If you're going to announce your retirement, doing it the day after scoring the winning goal against Bayern Munich in the MLS All-Star game is a dramatic way to do it. And that's what Landon Donovan has decided to do. 

Donovan announced his decision with a thoughtful letter posted on his Facebook account. Here it is in full:

After careful deliberation and after many conversations with those closest to me, I have decided that this will be my last season as a professional soccer player.

I don't write these words lightly and this day carries mixed emotions for me. I am sad to leave a profession that has brought me so much joy. I will miss all of the teammates who helped me create so many incredible memories on-the-field, and who I have shared many wonderful experiences with off-the-field. I will miss my coaches, at both the club and national team levels, who have helped me develop throughout my career and helped make me the player I am today. However, after spending half my life as a professional soccer player, I also am excited to begin a new chapter and pursue other opportunities that will challenge me and allow me to grow as a person.

There are so many people I want to thank who have inspired me, guided me and helped me on this incredible journey. I simply could not have accomplished what I did during my playing career without an overwhelming amount of support from my family, my friends and many others. I plan to express my gratitude to everyone in a more detailed manner at a later date; however, for now, I want to single out the fans. You are the lifeblood of this sport and, without you, none of us would be fortunate to call ourselves professional soccer players in MLS.

I feel incredibly blessed and lucky to have played a role in the remarkable growth of MLS and US Soccer during my playing career. And while my career as a player will soon be over, rest assured I will stay connected on many levels to the beautiful game.

As we enter a transformative time for the sport, I will do everything I can to help the continued growth of soccer in the United States. I look forward to making a difference, pursuing my passions and meeting all of you along the way in this next phase of my life.

With gratitude,


On the surface, Donovan's decision might seem shocking. He's still just 32 years old and playing well for the LA Galaxy. After controversially being left off the U.S.'s World Cup squad earlier this summer, he became the MLS all-time leading scorer — and no one deserves that title more than him. 

In the eyes of many, what Landon Donovan could do has always seemed to exceed what he wanted to do. He began his career as a teenager with Bayer Leverkusen, but joined the San Jose Earthquakes after just one season in Germany to be closer to home. Though he would later flirt with Europe, going on short loan spells with Bayern and twice with Everton, he always went home despite fans and critics constantly begging him to push himself at the game's highest levels. 

And for that, MLS owes a great deal of thanks to Donovan. When many of the U.S.'s best players only cared about making it to Europe, Donovan maintained his own priorities, which were best for him and the league. And when most of them returned to MLS, he was still there. 

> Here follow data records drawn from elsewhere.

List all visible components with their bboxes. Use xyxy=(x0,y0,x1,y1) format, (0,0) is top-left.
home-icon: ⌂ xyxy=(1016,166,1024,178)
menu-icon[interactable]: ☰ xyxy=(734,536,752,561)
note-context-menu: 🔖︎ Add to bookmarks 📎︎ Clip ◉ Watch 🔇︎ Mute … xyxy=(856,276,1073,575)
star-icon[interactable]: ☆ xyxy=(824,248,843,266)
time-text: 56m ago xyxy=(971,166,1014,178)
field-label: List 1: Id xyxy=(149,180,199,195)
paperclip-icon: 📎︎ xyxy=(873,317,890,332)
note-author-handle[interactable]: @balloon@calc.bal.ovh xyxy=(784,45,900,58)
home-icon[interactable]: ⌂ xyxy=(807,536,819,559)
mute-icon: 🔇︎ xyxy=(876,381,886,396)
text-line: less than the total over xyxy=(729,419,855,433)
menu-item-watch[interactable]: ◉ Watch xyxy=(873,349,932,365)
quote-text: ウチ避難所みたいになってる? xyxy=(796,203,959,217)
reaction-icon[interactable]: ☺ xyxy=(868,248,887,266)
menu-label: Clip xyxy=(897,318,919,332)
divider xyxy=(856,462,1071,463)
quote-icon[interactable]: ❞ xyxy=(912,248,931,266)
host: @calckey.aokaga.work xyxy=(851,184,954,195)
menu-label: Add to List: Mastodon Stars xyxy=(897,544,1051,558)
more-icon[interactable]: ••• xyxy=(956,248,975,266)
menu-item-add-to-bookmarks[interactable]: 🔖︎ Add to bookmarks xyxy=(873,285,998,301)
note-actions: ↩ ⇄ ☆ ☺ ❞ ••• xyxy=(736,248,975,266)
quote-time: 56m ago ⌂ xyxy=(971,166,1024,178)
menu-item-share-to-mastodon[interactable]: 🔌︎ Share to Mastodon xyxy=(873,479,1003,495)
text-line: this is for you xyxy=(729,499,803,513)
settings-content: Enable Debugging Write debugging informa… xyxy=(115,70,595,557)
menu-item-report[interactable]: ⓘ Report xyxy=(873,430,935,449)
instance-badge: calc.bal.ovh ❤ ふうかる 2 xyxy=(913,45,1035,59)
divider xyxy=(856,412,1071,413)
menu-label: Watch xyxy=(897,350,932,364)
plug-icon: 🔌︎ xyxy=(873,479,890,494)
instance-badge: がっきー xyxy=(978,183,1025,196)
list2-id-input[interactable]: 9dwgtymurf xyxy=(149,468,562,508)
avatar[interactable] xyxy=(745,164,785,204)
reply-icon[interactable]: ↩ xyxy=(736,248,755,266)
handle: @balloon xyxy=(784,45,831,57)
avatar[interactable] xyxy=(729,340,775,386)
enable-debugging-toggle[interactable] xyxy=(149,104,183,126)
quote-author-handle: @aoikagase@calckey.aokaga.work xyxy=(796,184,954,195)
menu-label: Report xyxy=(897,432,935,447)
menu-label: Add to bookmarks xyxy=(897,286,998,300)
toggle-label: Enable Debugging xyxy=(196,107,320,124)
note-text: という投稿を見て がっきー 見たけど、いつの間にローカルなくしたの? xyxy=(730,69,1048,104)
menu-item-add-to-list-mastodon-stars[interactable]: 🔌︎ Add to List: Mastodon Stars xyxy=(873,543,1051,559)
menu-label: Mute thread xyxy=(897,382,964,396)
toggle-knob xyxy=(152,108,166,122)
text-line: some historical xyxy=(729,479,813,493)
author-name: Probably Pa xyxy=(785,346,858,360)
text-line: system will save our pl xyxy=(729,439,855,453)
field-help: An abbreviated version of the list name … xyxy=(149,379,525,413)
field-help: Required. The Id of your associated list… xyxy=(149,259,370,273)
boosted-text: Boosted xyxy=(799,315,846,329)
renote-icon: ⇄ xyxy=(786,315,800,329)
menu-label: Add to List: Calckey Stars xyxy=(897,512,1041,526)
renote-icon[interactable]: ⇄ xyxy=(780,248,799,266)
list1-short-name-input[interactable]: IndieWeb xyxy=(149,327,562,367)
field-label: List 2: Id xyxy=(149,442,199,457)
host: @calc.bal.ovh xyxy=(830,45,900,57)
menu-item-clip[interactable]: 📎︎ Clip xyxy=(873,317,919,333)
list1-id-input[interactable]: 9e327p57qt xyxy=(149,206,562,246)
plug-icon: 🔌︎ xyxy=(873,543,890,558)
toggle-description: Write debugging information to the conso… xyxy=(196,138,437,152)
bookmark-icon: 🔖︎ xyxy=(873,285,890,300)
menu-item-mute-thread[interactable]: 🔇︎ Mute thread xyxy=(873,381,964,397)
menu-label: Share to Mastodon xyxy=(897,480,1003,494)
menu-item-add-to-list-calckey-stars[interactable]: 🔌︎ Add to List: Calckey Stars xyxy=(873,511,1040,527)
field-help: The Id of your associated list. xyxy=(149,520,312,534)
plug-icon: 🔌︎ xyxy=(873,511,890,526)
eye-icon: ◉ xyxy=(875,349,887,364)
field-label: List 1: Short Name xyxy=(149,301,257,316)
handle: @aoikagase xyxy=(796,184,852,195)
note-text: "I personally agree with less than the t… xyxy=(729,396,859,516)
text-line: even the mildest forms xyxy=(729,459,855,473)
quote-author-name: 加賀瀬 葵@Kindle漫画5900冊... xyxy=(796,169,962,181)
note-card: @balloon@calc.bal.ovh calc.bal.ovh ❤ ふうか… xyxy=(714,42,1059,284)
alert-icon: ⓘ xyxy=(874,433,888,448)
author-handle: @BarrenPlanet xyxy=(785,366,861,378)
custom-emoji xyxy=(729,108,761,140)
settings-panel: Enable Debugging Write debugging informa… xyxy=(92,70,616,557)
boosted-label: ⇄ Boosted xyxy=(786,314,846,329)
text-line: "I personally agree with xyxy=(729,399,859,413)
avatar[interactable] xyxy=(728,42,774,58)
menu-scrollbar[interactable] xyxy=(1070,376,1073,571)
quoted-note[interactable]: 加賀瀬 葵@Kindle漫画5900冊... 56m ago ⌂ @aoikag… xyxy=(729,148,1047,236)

His retirement probably could have come even earlier, though. Donovan's sabbatical from the game in 2013 raised a lot of questions that even he didn't seem to know the answers to. But the U.S. national team's all-time leader in both goals and assists returned and led them to a CONCACAF Gold Cup title later that year. 

From anyone else, this would be a sad and puzzling decision. From Landon Donovan, this is just him going out the same way he played his whole career: on his own terms. That should be admired.